Now she wishes the call was more informative. While Fairview estimated Seidl's share of the hospital bill ($1,150), they couldn't offer estimates for the obstetrician, anesthesiologist or pediatrician. "If you're going to provide this service," she said, "do it well."

HealthEast also has run into a hitch or two. One patient pre-paid the hospital $3,000. But then the surgeon submitted a bill before the hospital did, fulfilling the patient's insurance deductible. HealthEast ended up giving the money back to the peeved patient and collecting from the insurance company.

Now HealthEast collects only co-pays ahead of time.

Leave it to experts?

Some say hospitals should leave financing to the experts -- the banks.

"Hospitals should not be doing this stuff," said Steve Parente, a health finance professor at the Carlson School at the University of Minnesota. "It's not their core business."

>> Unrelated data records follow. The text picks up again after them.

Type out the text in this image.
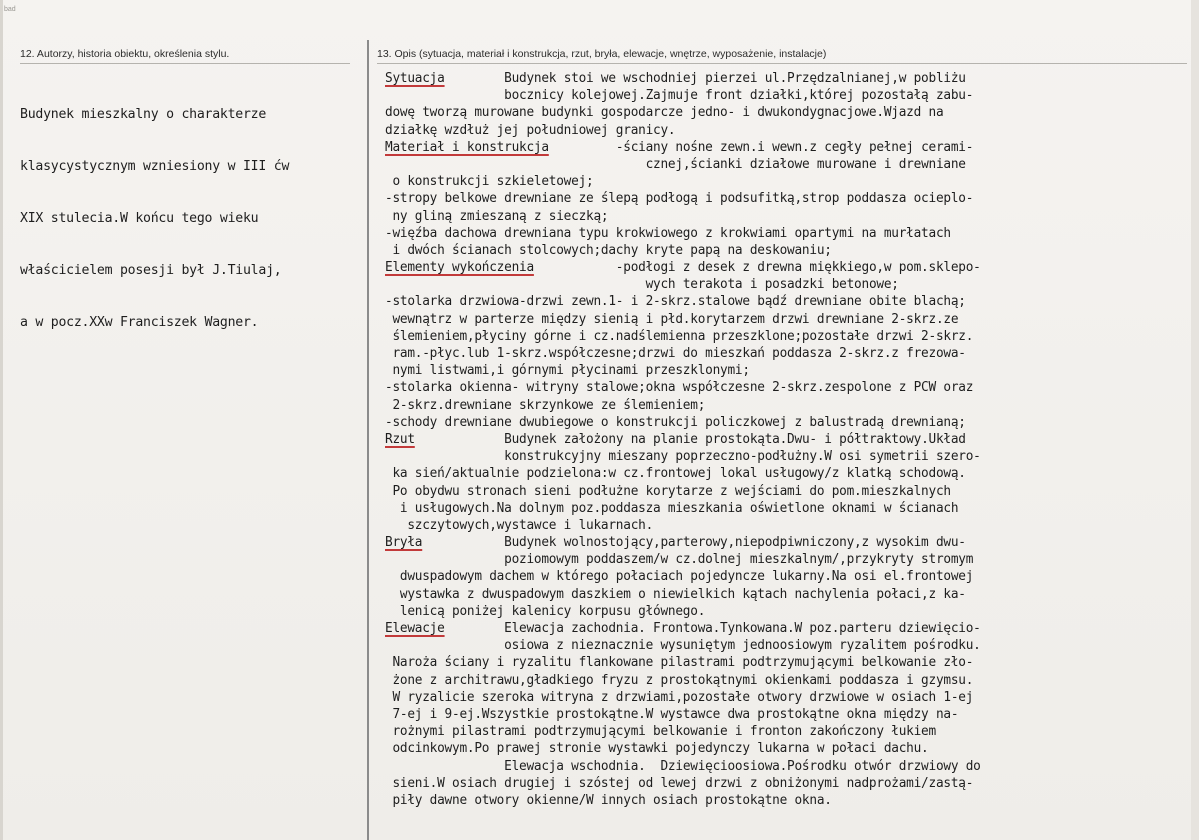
bad
12. Autorzy, historia obiektu, określenia stylu.	13. Opis (sytuacja, materiał i konstrukcja, rzut, bryła, elewacje, wnętrze, wyposażenie, instalacje)

Budynek mieszkalny o charakterze

klasycystycznym wzniesiony w III ćw

XIX stulecia.W końcu tego wieku

właścicielem posesji był J.Tiulaj,

a w pocz.XXw Franciszek Wagner.

Sytuacja	Budynek stoi we wschodniej pierzei ul.Przędzalnianej,w pobliżu
bocznicy kolejowej.Zajmuje front działki,której pozostałą zabu-
dowę tworzą murowane budynki gospodarcze jedno- i dwukondygnacjowe.Wjazd na
działkę wzdłuż jej południowej granicy.
Materiał i konstrukcja	-ściany nośne zewn.i wewn.z cegły pełnej cerami-
cznej,ścianki działowe murowane i drewniane
o konstrukcji szkieletowej;
-stropy belkowe drewniane ze ślepą podłogą i podsufitką,strop poddasza ocieplo-
ny gliną zmieszaną z sieczką;
-więźba dachowa drewniana typu krokwiowego z krokwiami opartymi na murłatach
i dwóch ścianach stolcowych;dachy kryte papą na deskowaniu;
Elementy wykończenia	-podłogi z desek z drewna miękkiego,w pom.sklepo-
wych terakota i posadzki betonowe;
-stolarka drzwiowa-drzwi zewn.1- i 2-skrz.stalowe bądź drewniane obite blachą;
wewnątrz w parterze między sienią i płd.korytarzem drzwi drewniane 2-skrz.ze
ślemieniem,płyciny górne i cz.nadślemienna przeszklone;pozostałe drzwi 2-skrz.
ram.-płyc.lub 1-skrz.współczesne;drzwi do mieszkań poddasza 2-skrz.z frezowa-
nymi listwami,i górnymi płycinami przeszklonymi;
-stolarka okienna- witryny stalowe;okna współczesne 2-skrz.zespolone z PCW oraz
2-skrz.drewniane skrzynkowe ze ślemieniem;
-schody drewniane dwubiegowe o konstrukcji policzkowej z balustradą drewnianą;
Rzut	Budynek założony na planie prostokąta.Dwu- i półtraktowy.Układ
konstrukcyjny mieszany poprzeczno-podłużny.W osi symetrii szero-
ka sień/aktualnie podzielona:w cz.frontowej lokal usługowy/z klatką schodową.
Po obydwu stronach sieni podłużne korytarze z wejściami do pom.mieszkalnych
i usługowych.Na dolnym poz.poddasza mieszkania oświetlone oknami w ścianach
szczytowych,wystawce i lukarnach.
Bryła	Budynek wolnostojący,parterowy,niepodpiwniczony,z wysokim dwu-
poziomowym poddaszem/w cz.dolnej mieszkalnym/,przykryty stromym
dwuspadowym dachem w którego połaciach pojedyncze lukarny.Na osi el.frontowej
wystawka z dwuspadowym daszkiem o niewielkich kątach nachylenia połaci,z ka-
lenicą poniżej kalenicy korpusu głównego.
Elewacje	Elewacja zachodnia. Frontowa.Tynkowana.W poz.parteru dziewięcio-
osiowa z nieznacznie wysuniętym jednoosiowym ryzalitem pośrodku.
Naroża ściany i ryzalitu flankowane pilastrami podtrzymującymi belkowanie zło-
żone z architrawu,gładkiego fryzu z prostokątnymi okienkami poddasza i gzymsu.
W ryzalicie szeroka witryna z drzwiami,pozostałe otwory drzwiowe w osiach 1-ej
7-ej i 9-ej.Wszystkie prostokątne.W wystawce dwa prostokątne okna między na-
rożnymi pilastrami podtrzymującymi belkowanie i fronton zakończony łukiem
odcinkowym.Po prawej stronie wystawki pojedynczy lukarna w połaci dachu.
Elewacja wschodnia.  Dziewięcioosiowa.Pośrodku otwór drzwiowy do
sieni.W osiach drugiej i szóstej od lewej drzwi z obniżonymi nadprożami/zastą-
piły dawne otwory okienne/W innych osiach prostokątne okna.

They may soon have an alternative. Later this year, a Maple Grove firm plans to start offering loans to finance health plan deductibles. Search- America, which was recently bought by global financial giant Experian PLC, had hoped to start doing so earlier but was stymied by the frozen credit market.

Meanwhile, health finance experts say, the sooner patients know what they're expected to pay, the better.

"Food is important, but you don't go into a grocery store and get stuff for free," said David Glaser, a health care attorney with Fredrikson & Byron, a Minneapolis law firm that is hosting a medical billing seminar on the Web soon.

"People might get their feathers ruffled by this, but it's a direct reflection of reality."